Apakah fenomena ini adalah suatu kemunduran?. Dalam aspek sosial mungkin bisa dibilang iya, tapi dalam kamus anak muda, kata "anjing" itu malah menjadi cara untuk lebih mengakrabkan satu sama lain, iya kan?.
Makara gimana ya perasaan mahluk Tuhan yang dinamakan "anjing" di Indonesia, lantaran sering dipakai insan buat bahasa slank?. Gimana jikalau anjing punya perasaan kaya insan?.
Itulah sekelumit catatan harian perihal kehidupan sosial anak muda kita yang memang perlu menjadi perhatian bagi kita kaum pendidik.
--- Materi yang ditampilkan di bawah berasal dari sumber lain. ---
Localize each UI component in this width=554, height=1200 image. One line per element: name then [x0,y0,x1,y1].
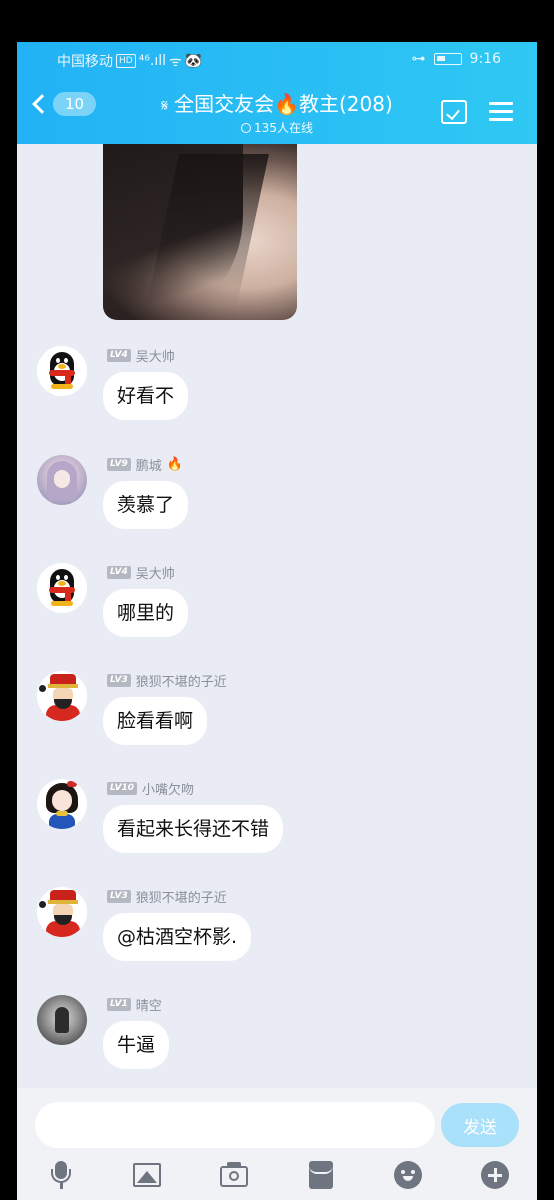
panda-icon: 🐼 [184,53,203,69]
online-count: 135人在线 [127,119,427,136]
sender-info: LV4 吴大帅 [107,563,175,582]
unread-badge: 10 [53,92,97,116]
menu-button[interactable] [489,102,513,122]
key-icon: ⊶ [411,51,426,67]
emoji-icon[interactable] [393,1160,423,1190]
sender-info: LV3 狼狈不堪的子近 [107,887,227,906]
online-count-text: 135人在线 [254,121,313,135]
image-message[interactable] [103,144,297,320]
online-icon [241,123,252,133]
battery-icon [433,53,462,65]
sender-name[interactable]: 晴空 [136,995,162,1014]
level-badge: LV1 [107,998,131,1011]
group-title: 𝄋 全国交友会🔥教主(208) [127,88,427,117]
back-button[interactable]: 10 [32,92,97,116]
level-badge: LV4 [107,349,131,362]
clock: 9:16 [469,51,501,67]
sender-info: LV9 鹏城 🔥 [107,455,183,474]
input-bar: 发送 [17,1088,537,1200]
signal-icon: ⁴⁶.ıll [138,53,167,69]
send-button[interactable]: 发送 [441,1103,519,1147]
camera-icon[interactable] [219,1160,249,1190]
calendar-check-button[interactable] [441,100,467,124]
avatar[interactable] [37,563,87,613]
hd-icon: HD [116,54,136,68]
mic-icon[interactable] [46,1160,76,1190]
message-bubble[interactable]: 哪里的 [103,589,189,637]
plus-icon[interactable] [480,1160,510,1190]
chat-header: 10 𝄋 全国交友会🔥教主(208) 135人在线 [17,78,537,144]
level-badge: LV9 [107,458,131,471]
sender-info: LV4 吴大帅 [107,346,175,365]
avatar[interactable] [37,779,87,829]
message-bubble[interactable]: @枯酒空杯影. [103,913,252,961]
avatar[interactable] [37,887,87,937]
level-badge: LV3 [107,890,131,903]
sender-name[interactable]: 狼狈不堪的子近 [136,671,227,690]
avatar[interactable] [37,455,87,505]
level-badge: LV4 [107,566,131,579]
input-toolbar [17,1160,537,1200]
message-input[interactable] [35,1102,435,1148]
ear-icon: 𝄋 [161,96,169,115]
avatar[interactable] [37,995,87,1045]
sender-info: LV3 狼狈不堪的子近 [107,671,227,690]
carrier-label: 中国移动 [57,54,113,70]
level-badge: LV3 [107,674,131,687]
message-bubble[interactable]: 看起来长得还不错 [103,805,284,853]
fire-icon: 🔥 [166,457,183,472]
group-title-text: 全国交友会🔥教主(208) [174,92,393,116]
avatar[interactable] [37,346,87,396]
sender-name[interactable]: 小嘴欠吻 [142,779,194,798]
sender-info: LV1 晴空 [107,995,162,1014]
image-icon[interactable] [132,1160,162,1190]
message-bubble[interactable]: 牛逼 [103,1021,170,1069]
chevron-left-icon [32,94,52,114]
title-area[interactable]: 𝄋 全国交友会🔥教主(208) 135人在线 [127,88,427,136]
red-packet-icon[interactable] [306,1160,336,1190]
message-bubble[interactable]: 羡慕了 [103,481,189,529]
message-bubble[interactable]: 脸看看啊 [103,697,208,745]
sender-name[interactable]: 吴大帅 [136,563,175,582]
phone-screen: 中国移动 HD ⁴⁶.ıll ᯤ 🐼 ⊶ 9:16 10 𝄋 全国交友会🔥教主(2… [17,42,537,1200]
sender-name[interactable]: 鹏城 [136,455,162,474]
sender-name[interactable]: 狼狈不堪的子近 [136,887,227,906]
message-bubble[interactable]: 好看不 [103,372,189,420]
level-badge: LV10 [107,782,137,795]
sender-info: LV10 小嘴欠吻 [107,779,194,798]
status-bar: 中国移动 HD ⁴⁶.ıll ᯤ 🐼 ⊶ 9:16 [17,42,537,78]
wifi-icon: ᯤ [169,53,182,70]
sender-name[interactable]: 吴大帅 [136,346,175,365]
avatar[interactable] [37,671,87,721]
Mendidik memang susah, tetapi itulah peran guru.
Pendidikan adat kini serasa tidak menjadi prioritas di sekolah, karena semua sekarang diukur oleh angka, prestasi masuk PTN, nilai KSN dan lainnya. Padahal etika itu ada di urutan paling atas sebelum menjemput ilmu.
Gempuran globalisasi, tontonan tidak mendidik di media sosial, TV dan lainnya menjadi salah satu karena utama mengapa sikap belum dewasa sekolah menjadi tidak bermoral, disamping kondisi lingkungan sekitarnya yang mendukung. Oleh sebab itu jangan heran jikalau peradaban negara kita semakin ke belakang dari waktu ke waktu.
Masuk ke warung kopi, aku melihat ada tiga orang anak dewasa sedang nongkrong dengan pegang gadget masing-masing dengan rokok di tangan dan rambut yang pada gondrong.
Mereka asyik ngobrol sambil main game online di gadget masing-masing, khasnya anak milenial dikala ini yang freedom.
Saya pun berkesimpulan pasti ini anak-anak sekolah online lantaran versi rambutnya gondrong. Memang belum akil balig cukup akal saya di sekolah juga pada gondrong alasannya setahun pandemi ini mereka gak ke sekolah jadi bebas gak cukur rambut, toh peraturan sekolah gak ngelarang juga.
Singkat kisah aku pesan mie goreng pake telor ke penjaga warung, lalu saya duduk menunggu pesanan sambil menyimak obrolan tiga anak muda tersebut.
Usut punya usut mereka ngobrolin tentang cobaan atau ulangan sekolah yang versi online dan banyak nyontek-nyonteknya, kan ga ada yang ngawasin juga, hanya malaikat aja yang ngawas. Jadi memang di model online itu ulangan sangat sukar dilihat kejujurannya, kita cuma pasrah aja sebagai guru, yang penting udah ngasih tahu bahwa kejujuran adalah yang utama.
Kemudian dalam obrolan anak muda tersebut berbagai kata "Anjing" keluar, mirip "anjing, loe tahu kagak itu si ia bego banget anjing". Pokoknya mungkin setiap 3 detik keluar kata si "Anjing". Saya perhatikan selama sekitar 4 menitan, bahasa yang diucapkan sangat jauh dari bahasa santun sesuai kaidah kesopanan, tapi memang di golongan anak muda bahasa slank tersebut telah menjadi konsensus dan bila gak gitu maka akan dianggap "asing".
Makara kata "anjing " ini memang mirip lalap, gak lengkap kalau ngomong terlebih sama sobat sebaya gak pakai kata "anjing". Di penduduk Sunda pun bawah umur cukup umur sudah pasti seperti itu. Nah karena aku kini tinggal di Betawi jadi tentu saja anak-anaknya yaitu anak Betawi, kelihatan dari logatnya juga.
Apakah fenomena ini adalah suatu kemunduran?. Dalam aspek sosial mungkin bisa dibilang iya, tapi dalam kamus anak muda, kata "anjing" itu malah menjadi cara untuk lebih mengakrabkan satu sama lain, iya kan?.
Makara gimana ya perasaan mahluk Tuhan yang dinamakan "anjing" di Indonesia, lantaran sering dipakai insan buat bahasa slank?. Gimana jikalau anjing punya perasaan kaya insan?.
Itulah sekelumit catatan harian perihal kehidupan sosial anak muda kita yang memang perlu menjadi perhatian bagi kita kaum pendidik. Mendidik memang susah, tetapi itulah peran guru.
Pendidikan adat kini serasa tidak menjadi prioritas di sekolah, karena semua sekarang diukur oleh angka, prestasi masuk PTN, nilai KSN dan lainnya. Padahal etika itu ada di urutan paling atas sebelum menjemput ilmu.
Gempuran globalisasi, tontonan tidak mendidik di media sosial, TV dan lainnya menjadi salah satu karena utama mengapa sikap belum dewasa sekolah menjadi tidak bermoral, disamping kondisi lingkungan sekitarnya yang mendukung. Oleh sebab itu jangan heran jikalau peradaban negara kita semakin ke belakang dari waktu ke waktu.